“Tell me,” his eyes commanded.

“I just told her what I heard this morning,” said Bud, “that a man was shot by rustlers and that it was Smith—you. She said something about one of the Bible men who went out and slew his enemies—and she was starting for Sky Line, I think.”

There was no need to ask more, for Nance had covered her face with her shaking hands and bending forward on Fair’s breast was weeping terribly.

The man drew her close and held her, and the dark eyes that gazed down at her shining head with its neat braids, were grave and very tender.

At last he said quietly, “It was our friend, Sheriff Selwood, but he is not dead. He’s at his ranch, but he cannot talk—and no one knows who shot him. Sky Line drove down this morning—all regular and humdrum. McKane says Selwood knows—that he tried to tell him who the rustlers of Nameless are, but that he could not. When he comes round there’ll be something doing in this neck of the woods, or I miss my guess. Come, Nance—aren’t you going to invite me to dinner? I’ve got four prime grey squirrels in my saddle-bags, and my canteen’s full of honey—found a bee tree down the river.”
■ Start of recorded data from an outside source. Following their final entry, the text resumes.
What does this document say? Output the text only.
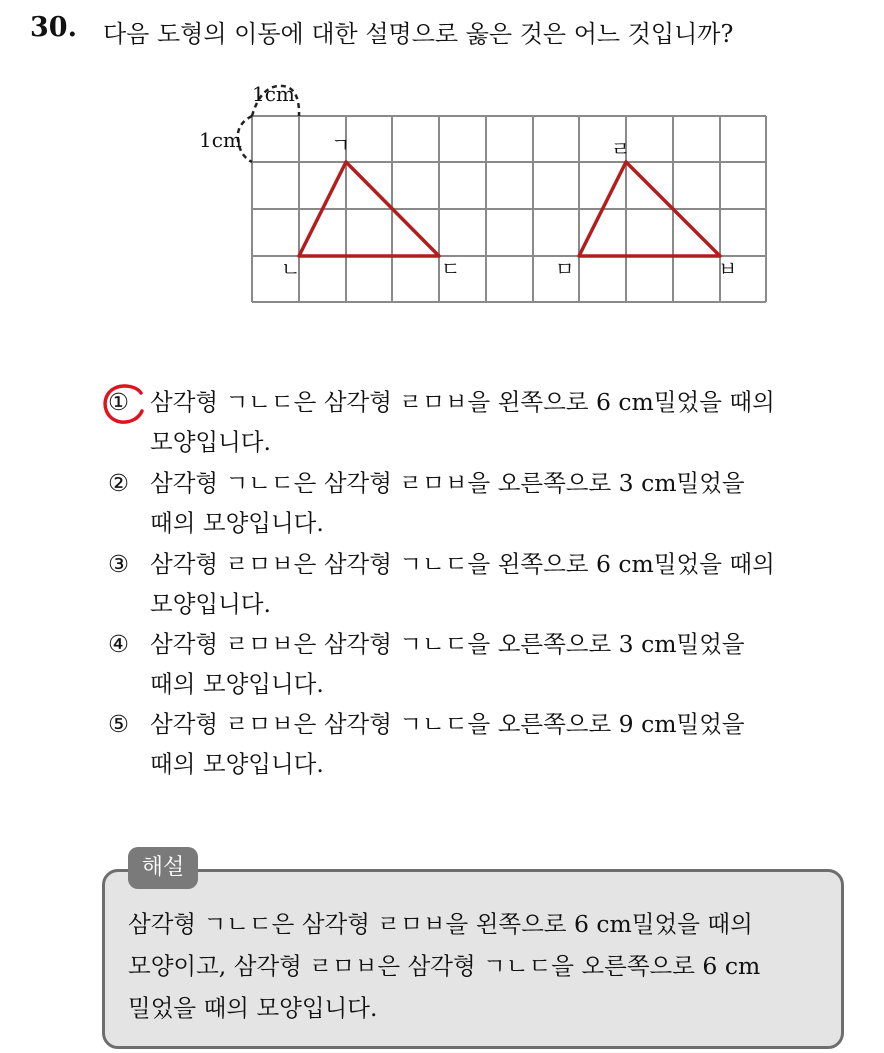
30. 다음 도형의 이동에 대한 설명으로 옳은 것은 어느 것입니까?
1cm
1cm	ㄱ
ㄴ	ㄷ
ㄹ
ㅁ	ㅂ
① 삼각형 ㄱㄴㄷ은 삼각형 ㄹㅁㅂ을 왼쪽으로 6 cm밀었을 때의
모양입니다.
② 삼각형 ㄱㄴㄷ은 삼각형 ㄹㅁㅂ을 오른쪽으로 3 cm밀었을
때의 모양입니다.
③ 삼각형 ㄹㅁㅂ은 삼각형 ㄱㄴㄷ을 왼쪽으로 6 cm밀었을 때의
모양입니다.
④ 삼각형 ㄹㅁㅂ은 삼각형 ㄱㄴㄷ을 오른쪽으로 3 cm밀었을
때의 모양입니다.
⑤ 삼각형 ㄹㅁㅂ은 삼각형 ㄱㄴㄷ을 오른쪽으로 9 cm밀었을
때의 모양입니다.
해설
삼각형 ㄱㄴㄷ은 삼각형 ㄹㅁㅂ을 왼쪽으로 6 cm밀었을 때의
모양이고, 삼각형 ㄹㅁㅂ은 삼각형 ㄱㄴㄷ을 오른쪽으로 6 cm
밀었을 때의 모양입니다.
And with the gentle tact of deep understanding and something more, Fair drew Nance back from the edge of tragedy to the safe ground of the commonplace.

She straightened up, wiped her hands down across her cheeks and looked at him with eyes in which the tears still glistened.

“I thought,” she said unsteadily, “that Kate Cathrew had had you shot.”

“She’ll have to get up earlier than I do if she pulls that trick,” he laughed, “I’ve been too long on guard.”

Two days later Nameless was ringing with the news of the raid and Bossick was grim and silent.